Recently enacted provisions of the Judicial Review and Courts Act 2022 have established an online procedure rules committee (OPRC) which is now developing a new system of digital justice in England and Wales, he pointed out.

The judge continued: “There are constitutional and indeed cultural reasons why none of this may take off in Ireland. However, if it works in the UK — and fortunately, or unfortunately for us, our neighbouring jurisdiction is far ahead of the rest of the world on this — the pressure from consumers of the justice system, and in particular from business and the state, to produce something similar here would be immense.

“We need, at the very least, to start thinking about how exactly advanced technology — and by that, I mean smart systems that actually manage and advance cases — can be most effectively operated in a way that reduces the cost of litigation while at the same time maintaining our fundamental values of open justice within an adversarial system.”

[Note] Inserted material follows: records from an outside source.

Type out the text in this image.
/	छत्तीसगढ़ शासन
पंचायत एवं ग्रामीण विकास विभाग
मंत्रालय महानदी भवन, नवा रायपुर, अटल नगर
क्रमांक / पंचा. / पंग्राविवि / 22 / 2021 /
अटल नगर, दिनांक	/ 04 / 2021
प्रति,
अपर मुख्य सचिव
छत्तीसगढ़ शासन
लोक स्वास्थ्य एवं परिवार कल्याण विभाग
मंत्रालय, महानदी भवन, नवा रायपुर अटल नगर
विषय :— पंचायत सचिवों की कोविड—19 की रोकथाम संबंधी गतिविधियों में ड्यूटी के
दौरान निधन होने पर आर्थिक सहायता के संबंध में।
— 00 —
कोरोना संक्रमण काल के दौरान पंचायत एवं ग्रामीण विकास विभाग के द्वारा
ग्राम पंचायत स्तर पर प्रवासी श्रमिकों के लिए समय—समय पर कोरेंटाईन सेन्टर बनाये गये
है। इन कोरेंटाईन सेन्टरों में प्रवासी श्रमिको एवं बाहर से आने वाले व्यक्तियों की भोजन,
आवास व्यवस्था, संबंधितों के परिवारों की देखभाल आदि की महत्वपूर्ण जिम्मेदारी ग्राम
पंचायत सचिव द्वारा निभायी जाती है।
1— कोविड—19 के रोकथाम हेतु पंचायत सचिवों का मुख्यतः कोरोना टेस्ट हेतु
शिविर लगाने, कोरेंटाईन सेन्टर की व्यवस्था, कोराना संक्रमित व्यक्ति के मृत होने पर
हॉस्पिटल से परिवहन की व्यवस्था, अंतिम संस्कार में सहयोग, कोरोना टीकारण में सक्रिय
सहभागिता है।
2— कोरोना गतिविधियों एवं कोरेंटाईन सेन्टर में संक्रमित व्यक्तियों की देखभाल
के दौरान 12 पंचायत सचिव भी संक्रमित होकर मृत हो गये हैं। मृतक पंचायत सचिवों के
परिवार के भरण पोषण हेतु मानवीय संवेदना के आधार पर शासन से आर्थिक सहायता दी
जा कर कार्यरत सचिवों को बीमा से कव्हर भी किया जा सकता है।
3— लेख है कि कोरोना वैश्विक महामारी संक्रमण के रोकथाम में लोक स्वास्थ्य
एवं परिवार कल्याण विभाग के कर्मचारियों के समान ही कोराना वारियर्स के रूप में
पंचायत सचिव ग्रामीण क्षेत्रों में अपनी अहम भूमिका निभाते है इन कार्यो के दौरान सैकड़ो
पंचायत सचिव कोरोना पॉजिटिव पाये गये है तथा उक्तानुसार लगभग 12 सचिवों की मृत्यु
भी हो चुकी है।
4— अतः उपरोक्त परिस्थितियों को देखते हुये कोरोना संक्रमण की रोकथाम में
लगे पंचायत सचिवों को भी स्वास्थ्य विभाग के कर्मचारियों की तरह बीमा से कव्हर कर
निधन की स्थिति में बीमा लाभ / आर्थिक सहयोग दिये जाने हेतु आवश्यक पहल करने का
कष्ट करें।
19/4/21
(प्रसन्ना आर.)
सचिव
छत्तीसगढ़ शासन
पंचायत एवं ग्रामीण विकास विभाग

He added: “Susskind believes that the generation that conducts so much of its working, social and commercial life online will expect that they can obtain justice through similar transactions. That is the view that has driven much of what is happening now in the UK.

“That generation may be far less concerned about the advantages of the public administration of justice, or have the same attachment to the old way of doing things as their parents may have. But these are people who will ultimately dictate the shape of our justice system in the years to come.”

The latest specialist bar association to be launched by The Bar of Ireland, CIBA was established in February to promote the expertise of members in the area of corporate and insolvency law. Chaired by Kelley Smith SC, it will host a number of CPD events and its inaugural conference within the coming months.